Un scrutin qui ne semble pas en mesure de mettre fin à l’instabilité politique. Les Espagnols ont voté dimanche pour les quatrièmes législatives en quatre ans dans un climat alourdi par la crise catalane et la montée de l’extrême droite.

Pas de majorité claire selon les derniers sondages

Réalisés durant plusieurs jours avant le scrutin, mais diffusés à la fermeture des bureaux de vote à 19h GMT (20h, heure de Paris), d’ultimes sondages prédisaient une victoire du chef du gouvernement socialiste sortant Pedro Sanchez avec en moyenne près de 120 députés contre 123 à l’issue du dernier scrutin, en avril.

Vox, le parti d’extrême droite entré au parlement en avril avec 24 sièges, deviendrait la troisième force avec environ 50 sièges tandis que les conservateurs du Parti Populaire (PP) se seraient remis du pire résultat de leur histoire (66 sièges en avril) et compteraient un peu moins de 90 sièges. Selon ces enquêtes, ni un bloc de gauche (PSOE, gauche radicale de Podemos et sa liste dissidente Mas Pais) ni une alliance des droites (PP, VOX et les libéraux de Ciudadanos) n’atteindraient la majorité absolue de 176 sièges sur 350.

Blocage politique

Des résultats significatifs sont attendus vers 21h GMT, soit 22h, heure de Paris. A 18h, la participation était en baisse de près de quatre points à 56,86 %. Six mois après les dernières élections, Pedro Sanchez avait demandé aux 37 millions d’électeurs de lui donner une majorité claire pour mettre fin au blocage politique qui mine la quatrième économie de la zone euro depuis 2015.

Quel scénario ?

Mais si les résultats sont fidèles aux sondages, il devra se contenter au mieux d’un fragile gouvernement minoritaire obligé de négocier des appuis au cas par cas au Parlement.

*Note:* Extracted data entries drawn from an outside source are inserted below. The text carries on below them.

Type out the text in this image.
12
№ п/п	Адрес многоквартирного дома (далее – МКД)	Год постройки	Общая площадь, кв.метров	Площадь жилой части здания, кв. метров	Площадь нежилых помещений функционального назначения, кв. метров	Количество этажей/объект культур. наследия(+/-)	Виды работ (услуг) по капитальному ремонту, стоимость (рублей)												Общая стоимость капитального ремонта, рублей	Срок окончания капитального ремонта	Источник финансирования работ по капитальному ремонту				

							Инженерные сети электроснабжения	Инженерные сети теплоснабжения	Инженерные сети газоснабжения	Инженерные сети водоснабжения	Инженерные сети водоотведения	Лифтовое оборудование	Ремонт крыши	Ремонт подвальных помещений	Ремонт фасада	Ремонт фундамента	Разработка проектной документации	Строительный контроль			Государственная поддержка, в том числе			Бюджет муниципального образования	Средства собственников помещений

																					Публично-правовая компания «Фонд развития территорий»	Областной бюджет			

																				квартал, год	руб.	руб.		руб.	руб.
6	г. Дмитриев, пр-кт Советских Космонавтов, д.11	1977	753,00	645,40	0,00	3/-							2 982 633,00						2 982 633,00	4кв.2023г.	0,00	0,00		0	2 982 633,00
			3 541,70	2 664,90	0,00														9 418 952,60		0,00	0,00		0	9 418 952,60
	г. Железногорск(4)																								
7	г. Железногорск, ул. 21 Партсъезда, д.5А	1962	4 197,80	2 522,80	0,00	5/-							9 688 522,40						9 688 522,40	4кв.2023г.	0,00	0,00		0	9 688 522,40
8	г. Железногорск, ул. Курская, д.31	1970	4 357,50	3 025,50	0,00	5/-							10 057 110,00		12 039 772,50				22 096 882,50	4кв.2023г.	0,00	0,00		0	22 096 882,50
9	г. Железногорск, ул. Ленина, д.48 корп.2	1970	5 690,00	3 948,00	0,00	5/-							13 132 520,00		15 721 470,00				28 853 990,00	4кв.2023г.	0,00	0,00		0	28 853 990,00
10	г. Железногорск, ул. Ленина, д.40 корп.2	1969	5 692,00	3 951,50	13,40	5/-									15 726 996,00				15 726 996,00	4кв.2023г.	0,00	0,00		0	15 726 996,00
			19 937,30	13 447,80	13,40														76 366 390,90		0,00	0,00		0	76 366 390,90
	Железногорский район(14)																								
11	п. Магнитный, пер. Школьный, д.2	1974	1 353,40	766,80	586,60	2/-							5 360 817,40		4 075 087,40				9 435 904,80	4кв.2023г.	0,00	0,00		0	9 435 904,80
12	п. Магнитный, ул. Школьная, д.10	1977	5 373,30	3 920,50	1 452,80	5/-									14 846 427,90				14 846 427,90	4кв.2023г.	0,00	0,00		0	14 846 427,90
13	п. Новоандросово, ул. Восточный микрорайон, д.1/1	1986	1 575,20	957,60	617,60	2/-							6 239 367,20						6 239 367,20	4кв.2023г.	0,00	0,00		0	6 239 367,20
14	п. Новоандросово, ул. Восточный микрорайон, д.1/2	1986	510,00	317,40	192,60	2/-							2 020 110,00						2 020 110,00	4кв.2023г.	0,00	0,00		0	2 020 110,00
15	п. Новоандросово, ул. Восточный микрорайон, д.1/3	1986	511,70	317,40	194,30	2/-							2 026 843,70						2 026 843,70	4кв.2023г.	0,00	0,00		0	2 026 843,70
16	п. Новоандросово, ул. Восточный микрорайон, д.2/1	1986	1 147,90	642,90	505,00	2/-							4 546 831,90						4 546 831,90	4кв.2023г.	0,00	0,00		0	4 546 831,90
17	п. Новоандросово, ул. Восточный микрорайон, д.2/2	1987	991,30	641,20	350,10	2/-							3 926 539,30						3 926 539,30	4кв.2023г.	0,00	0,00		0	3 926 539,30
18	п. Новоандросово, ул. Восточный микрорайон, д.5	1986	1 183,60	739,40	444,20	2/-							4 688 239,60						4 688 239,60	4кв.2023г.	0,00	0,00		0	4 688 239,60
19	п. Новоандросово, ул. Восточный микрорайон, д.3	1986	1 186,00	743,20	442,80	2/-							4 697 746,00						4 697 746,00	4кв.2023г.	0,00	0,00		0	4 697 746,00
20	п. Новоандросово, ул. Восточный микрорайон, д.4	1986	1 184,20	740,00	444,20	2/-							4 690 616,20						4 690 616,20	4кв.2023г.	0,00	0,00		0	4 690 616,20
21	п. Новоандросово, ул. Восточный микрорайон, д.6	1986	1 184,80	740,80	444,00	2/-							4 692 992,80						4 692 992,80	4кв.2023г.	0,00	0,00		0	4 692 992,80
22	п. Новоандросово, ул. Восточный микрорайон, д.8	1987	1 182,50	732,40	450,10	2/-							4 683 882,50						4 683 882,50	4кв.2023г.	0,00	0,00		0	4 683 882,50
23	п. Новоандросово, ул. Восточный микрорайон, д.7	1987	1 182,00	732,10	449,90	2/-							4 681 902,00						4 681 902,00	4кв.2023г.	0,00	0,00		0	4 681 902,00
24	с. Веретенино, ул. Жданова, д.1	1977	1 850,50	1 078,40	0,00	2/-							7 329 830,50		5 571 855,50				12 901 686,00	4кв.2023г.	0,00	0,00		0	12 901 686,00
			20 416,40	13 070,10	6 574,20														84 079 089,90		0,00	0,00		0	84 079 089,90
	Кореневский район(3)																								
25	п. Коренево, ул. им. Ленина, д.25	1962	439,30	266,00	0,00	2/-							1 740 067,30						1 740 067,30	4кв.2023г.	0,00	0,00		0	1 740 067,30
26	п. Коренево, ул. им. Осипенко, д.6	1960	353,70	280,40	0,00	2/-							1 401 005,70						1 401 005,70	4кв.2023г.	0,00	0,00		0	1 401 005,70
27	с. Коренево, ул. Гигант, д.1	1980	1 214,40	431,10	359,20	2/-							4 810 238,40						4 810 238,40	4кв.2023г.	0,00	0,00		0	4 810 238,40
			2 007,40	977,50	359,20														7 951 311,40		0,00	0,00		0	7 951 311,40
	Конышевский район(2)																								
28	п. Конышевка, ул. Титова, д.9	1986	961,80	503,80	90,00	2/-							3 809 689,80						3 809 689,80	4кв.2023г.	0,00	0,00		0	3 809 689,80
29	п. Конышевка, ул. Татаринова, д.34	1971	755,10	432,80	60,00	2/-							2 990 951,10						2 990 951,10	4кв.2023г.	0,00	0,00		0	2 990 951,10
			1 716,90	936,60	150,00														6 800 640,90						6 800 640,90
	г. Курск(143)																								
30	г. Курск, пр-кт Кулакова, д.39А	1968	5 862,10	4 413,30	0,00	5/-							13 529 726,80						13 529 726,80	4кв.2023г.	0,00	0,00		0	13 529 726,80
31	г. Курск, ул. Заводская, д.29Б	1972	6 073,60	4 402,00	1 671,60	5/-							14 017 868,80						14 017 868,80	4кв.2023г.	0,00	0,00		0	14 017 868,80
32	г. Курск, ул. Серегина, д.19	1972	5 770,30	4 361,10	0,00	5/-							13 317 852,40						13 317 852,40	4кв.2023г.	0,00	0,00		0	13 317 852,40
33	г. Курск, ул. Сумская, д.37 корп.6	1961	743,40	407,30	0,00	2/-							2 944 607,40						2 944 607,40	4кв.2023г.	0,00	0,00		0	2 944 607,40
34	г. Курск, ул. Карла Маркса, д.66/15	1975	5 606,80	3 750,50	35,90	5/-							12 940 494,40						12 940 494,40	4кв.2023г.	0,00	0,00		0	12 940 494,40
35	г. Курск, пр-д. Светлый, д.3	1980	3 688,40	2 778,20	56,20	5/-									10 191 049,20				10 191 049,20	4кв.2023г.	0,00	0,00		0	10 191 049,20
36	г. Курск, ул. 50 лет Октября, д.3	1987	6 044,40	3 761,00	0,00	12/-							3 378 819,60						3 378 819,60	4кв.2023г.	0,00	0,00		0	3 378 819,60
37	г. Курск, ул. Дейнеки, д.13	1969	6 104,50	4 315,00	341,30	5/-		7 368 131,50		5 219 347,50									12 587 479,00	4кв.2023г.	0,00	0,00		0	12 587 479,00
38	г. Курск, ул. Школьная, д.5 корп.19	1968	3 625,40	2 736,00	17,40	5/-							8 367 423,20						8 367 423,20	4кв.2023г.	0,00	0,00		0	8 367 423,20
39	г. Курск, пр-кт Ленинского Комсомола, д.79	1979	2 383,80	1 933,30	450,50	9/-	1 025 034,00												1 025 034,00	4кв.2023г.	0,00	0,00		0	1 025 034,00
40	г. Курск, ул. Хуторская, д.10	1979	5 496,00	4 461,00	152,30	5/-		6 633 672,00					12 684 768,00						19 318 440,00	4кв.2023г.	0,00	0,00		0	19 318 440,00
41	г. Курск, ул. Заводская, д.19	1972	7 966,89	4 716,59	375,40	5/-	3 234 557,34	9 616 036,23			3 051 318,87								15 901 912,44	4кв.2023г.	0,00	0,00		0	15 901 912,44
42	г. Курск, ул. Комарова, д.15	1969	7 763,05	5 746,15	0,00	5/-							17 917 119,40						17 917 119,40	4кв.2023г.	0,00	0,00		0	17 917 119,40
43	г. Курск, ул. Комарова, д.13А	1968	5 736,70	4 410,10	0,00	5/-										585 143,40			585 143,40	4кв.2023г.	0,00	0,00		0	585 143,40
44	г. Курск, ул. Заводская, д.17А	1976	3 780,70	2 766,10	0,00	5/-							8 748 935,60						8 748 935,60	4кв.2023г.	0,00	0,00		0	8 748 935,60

Pedro Sanchez ne cache pas qu’il préfère gouverner seul en minorité plutôt que de tenter de s’entendre avec Podemos, avec qui ses négociations ont échoué après le scrutin d’avril, car leurs divergences sont trop grandes sur le dossier catalan.

La solution devra donc passer par une abstention des conservateurs du PP qui ont exclu de le faire jusqu’ici même si la plupart des analystes s’attendent à ce qu’ils finissent par le faire, pour éviter la colère des électeurs.

Pour José Ignacio Torreblanca, du European Council on Foreign Relations, Sanchez projette d’obtenir « l’abstention de tous à la dernière minute, au risque de nous pousser au bord de l’infarctus ».

Vox a surfé sur la crise catalane

Quelques semaines après les manifestations ayant dégénéré en violences suite à la condamnation mi-octobre de neuf dirigeants indépendantistes à de longues peines de prison pour la tentative de sécession de 2017, la Catalogne a dominé la campagne.

Et Vox, dont le chef Santiago Abascal prône l’interdiction des partis séparatistes, la suspension de l’autonomie de la Catalogne et l’arrestation de son président indépendantiste Quim Torra, en a été le bénéficiaire.

« J’ai toujours voté PP mais vu la situation, je crois qu’il faut employer la manière forte » avec la Catalogne et l’immigration, autre thème central de la campagne de Vox, disait une sympathisante, Ana Escobedo.

« Tenir tête au franquisme »

Pedro Sanchez a tenté de mobiliser l’électorat de gauche contre la montée de Vox, qu’il présente comme un retour du franquisme, en dénonçant la droite qui n’a pas hésité à s’allier avec ce parti pour prendre le contrôle de l’Andalousie, la région plus peuplée d’Espagne, de la région de Madrid, la plus riche, et de la mairie de la capitale.

« L’Espagne a besoin d’un gouvernement progressiste, pour tenir tête au franquisme, aux extrémistes et aux radicaux », a-t-il répété sans relâche. Dans un quartier de Madrid, où Vox a instrumentalisé le malaise d’une partie de la population vis-à-vis d’un centre accueillant de jeunes migrants, David Barcelo, ingénieur de 25 ans, dénonçait le fait que « Vox dit juste ce que les gens ont envie d’entendre, en utilisant des données fausses ».